私が数度耳にした銃声も年末イベントの騒音に交えたものでした。
ちなみに後日、警察に何事だったのかと聞いても、事件の発生件数が多すぎて正確な情報を得るのはほぼ不可能です。
南米コロンビアの治安②:マチェーテ(なた)を使って喧嘩
ある暑い日の日暮れ時、子供たちと友人家族と村の中心部を歩いていたときのこと。
突然どこからか、中年くらいの男性がマチェーテ(なた:上記写真に写る、農作に使われる刃物)を振り回しながらバイクに乗って現れました。
何か大声で叫んでいます。
血の気が引くのを感じながら、友だちに目で状況説明と助けを求める私…
さすが地元コロンビア人。
彼女は全く動じない様子で私の長男の手をひき、「急いで!こっち!」と指示。
言われるままに彼女の後にピッタリくっついて、大至急その場を離れました。
友人いわく、私たちの目の前にあった店舗の男性オーナーに喧嘩を売りに来たようだとのこと。

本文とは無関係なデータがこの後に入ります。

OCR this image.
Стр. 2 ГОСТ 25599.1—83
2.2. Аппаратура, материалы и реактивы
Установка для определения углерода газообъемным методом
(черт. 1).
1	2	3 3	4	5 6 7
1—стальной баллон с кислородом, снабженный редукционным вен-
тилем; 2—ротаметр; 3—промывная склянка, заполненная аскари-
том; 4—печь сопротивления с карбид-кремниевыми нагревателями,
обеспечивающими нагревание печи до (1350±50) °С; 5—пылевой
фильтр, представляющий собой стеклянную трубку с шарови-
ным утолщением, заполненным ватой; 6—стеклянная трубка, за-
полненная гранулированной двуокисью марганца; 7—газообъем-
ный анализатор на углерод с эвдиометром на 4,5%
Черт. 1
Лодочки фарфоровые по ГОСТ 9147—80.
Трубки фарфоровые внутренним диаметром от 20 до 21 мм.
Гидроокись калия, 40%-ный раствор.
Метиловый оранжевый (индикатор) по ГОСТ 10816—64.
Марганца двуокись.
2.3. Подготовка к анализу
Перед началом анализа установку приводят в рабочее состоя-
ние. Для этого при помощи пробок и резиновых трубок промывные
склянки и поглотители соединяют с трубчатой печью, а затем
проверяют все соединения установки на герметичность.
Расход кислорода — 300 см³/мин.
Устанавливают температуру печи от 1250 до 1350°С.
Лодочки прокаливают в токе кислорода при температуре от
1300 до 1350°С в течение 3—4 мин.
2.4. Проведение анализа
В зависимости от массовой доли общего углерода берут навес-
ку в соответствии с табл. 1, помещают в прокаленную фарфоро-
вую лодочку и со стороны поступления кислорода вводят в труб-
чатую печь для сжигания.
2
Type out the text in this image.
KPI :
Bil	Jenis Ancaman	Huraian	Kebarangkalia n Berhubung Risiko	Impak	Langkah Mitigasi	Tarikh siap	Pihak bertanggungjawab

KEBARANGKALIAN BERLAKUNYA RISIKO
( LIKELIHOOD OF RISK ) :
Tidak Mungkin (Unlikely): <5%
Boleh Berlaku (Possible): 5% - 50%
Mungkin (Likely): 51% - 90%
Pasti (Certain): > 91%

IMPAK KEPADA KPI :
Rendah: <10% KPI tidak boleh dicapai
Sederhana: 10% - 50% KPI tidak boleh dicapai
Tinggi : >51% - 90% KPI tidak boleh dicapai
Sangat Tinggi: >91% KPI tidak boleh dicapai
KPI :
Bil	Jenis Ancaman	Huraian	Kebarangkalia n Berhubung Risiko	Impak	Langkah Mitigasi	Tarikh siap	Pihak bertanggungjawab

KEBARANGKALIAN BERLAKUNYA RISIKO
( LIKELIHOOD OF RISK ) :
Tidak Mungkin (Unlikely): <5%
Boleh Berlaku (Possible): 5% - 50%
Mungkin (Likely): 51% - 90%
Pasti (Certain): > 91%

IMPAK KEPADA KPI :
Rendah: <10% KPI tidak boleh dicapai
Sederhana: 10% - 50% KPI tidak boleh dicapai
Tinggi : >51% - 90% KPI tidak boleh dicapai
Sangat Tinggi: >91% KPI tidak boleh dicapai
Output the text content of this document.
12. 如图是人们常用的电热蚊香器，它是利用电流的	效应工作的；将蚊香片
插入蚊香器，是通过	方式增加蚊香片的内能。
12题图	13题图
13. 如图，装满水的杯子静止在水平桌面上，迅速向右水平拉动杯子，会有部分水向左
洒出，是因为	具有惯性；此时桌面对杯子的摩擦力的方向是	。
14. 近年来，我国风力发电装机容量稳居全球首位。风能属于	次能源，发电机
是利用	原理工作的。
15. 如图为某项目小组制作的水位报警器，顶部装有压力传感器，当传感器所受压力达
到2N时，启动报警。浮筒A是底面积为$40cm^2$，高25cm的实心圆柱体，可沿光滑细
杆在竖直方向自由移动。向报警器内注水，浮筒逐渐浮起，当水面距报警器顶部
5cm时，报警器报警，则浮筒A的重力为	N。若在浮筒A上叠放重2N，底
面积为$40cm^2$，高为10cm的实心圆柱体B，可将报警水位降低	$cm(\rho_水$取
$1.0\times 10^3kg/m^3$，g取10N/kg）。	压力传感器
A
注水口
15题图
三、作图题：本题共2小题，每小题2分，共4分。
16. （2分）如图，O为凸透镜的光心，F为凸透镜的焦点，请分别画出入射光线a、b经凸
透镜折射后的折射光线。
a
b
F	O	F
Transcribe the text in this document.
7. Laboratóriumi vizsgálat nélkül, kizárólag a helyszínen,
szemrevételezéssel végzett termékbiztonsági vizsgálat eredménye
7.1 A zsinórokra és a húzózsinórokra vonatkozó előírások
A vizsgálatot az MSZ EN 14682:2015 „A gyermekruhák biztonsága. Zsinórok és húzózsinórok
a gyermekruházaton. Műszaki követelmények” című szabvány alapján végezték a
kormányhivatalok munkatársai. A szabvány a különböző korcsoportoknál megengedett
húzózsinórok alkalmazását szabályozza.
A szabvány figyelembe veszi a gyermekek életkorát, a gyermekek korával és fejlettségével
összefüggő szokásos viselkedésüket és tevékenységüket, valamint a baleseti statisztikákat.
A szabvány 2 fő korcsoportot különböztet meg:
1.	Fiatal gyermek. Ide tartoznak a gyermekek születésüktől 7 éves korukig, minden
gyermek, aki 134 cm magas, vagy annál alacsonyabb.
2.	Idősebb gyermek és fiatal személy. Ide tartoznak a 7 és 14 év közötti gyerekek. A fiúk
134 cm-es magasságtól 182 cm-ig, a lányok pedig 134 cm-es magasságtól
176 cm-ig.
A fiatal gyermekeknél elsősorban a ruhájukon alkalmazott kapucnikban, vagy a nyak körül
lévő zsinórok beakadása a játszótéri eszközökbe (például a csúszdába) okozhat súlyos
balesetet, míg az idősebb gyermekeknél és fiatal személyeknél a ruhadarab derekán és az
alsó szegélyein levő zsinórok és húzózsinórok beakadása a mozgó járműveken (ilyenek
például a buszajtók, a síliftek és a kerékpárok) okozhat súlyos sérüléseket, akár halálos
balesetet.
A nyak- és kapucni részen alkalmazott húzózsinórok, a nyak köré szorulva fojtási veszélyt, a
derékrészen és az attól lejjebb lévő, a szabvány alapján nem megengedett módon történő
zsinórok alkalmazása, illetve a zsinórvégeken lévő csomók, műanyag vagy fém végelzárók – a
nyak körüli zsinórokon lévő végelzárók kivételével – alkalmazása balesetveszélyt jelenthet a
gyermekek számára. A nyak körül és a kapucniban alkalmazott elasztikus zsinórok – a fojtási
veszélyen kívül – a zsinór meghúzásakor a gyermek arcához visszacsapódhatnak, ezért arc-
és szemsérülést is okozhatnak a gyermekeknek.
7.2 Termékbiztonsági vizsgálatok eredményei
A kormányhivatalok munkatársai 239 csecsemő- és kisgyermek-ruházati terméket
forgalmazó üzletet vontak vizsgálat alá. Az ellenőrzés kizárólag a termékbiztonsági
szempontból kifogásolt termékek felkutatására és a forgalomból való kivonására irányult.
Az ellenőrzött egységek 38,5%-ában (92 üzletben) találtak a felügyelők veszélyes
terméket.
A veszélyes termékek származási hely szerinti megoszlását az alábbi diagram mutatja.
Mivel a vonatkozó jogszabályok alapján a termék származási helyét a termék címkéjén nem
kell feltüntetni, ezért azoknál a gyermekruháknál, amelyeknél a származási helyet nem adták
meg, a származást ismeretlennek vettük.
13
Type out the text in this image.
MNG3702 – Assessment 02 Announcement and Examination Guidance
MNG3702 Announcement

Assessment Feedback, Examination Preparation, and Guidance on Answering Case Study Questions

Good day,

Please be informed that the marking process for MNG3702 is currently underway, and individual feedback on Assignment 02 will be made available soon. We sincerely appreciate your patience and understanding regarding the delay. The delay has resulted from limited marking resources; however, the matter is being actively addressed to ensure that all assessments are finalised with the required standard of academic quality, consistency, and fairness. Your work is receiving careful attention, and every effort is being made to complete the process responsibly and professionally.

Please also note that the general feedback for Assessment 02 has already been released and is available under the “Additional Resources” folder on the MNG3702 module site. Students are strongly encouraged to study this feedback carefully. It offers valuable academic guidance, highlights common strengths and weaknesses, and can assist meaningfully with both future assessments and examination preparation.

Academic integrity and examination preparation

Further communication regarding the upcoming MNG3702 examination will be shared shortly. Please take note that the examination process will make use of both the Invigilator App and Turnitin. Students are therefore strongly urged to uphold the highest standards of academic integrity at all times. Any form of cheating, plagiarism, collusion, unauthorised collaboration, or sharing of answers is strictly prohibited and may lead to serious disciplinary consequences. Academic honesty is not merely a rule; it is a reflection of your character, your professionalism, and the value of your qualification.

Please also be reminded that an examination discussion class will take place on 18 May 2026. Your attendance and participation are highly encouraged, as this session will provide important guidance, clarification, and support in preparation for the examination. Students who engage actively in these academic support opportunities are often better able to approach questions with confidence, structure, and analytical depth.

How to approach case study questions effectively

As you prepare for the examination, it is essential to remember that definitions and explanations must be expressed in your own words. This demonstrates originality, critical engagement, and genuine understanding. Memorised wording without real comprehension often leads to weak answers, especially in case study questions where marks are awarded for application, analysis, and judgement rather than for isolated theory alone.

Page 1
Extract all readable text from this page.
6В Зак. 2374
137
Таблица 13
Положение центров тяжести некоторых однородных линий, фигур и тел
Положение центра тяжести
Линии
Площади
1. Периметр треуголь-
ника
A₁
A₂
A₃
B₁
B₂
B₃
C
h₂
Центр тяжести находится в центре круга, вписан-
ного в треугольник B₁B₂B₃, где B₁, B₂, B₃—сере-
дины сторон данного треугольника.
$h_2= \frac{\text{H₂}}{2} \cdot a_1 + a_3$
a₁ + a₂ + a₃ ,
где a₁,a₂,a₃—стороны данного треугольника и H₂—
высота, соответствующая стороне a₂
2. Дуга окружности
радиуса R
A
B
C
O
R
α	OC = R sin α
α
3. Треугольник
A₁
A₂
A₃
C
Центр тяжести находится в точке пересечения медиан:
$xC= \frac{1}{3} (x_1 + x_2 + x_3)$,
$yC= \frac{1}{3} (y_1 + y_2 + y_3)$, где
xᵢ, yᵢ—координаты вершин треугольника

私はパニックでその場を立ち去ることで精一杯だったのに、そこまで瞬時に視察していたとは、やはりさすがコロンビア人…
南米に到着したばかりの頃、知人のコロンビア人男性に
「コロンビア人は多くの危険と至難を乗り越えて生きて来た歴史を持っているから、
世界のどの国民よりも危険察知能力と対処能力が高いんだ。」
と聞かされたことがあります。
世界一なのかどうかは別として、ここに住み着いて以来、確かにコロンビア人のその能力を垣間見て来ました。
平和ボケしている、と言われる日本人とは実に対照的です。
その後、彼らがどうなったのかは知りません。
私たちが急いで現場から離れている最中にも野次馬たちが寄って来ていました。
そう言えば私がインドでバックパッカーをしていたときにも、トラブルがある度に野次馬たちに一瞬で囲まれて、「良くもこんな猛スピードで大量の人が集まれるものだな…」と逆に感心したのを思い出しました。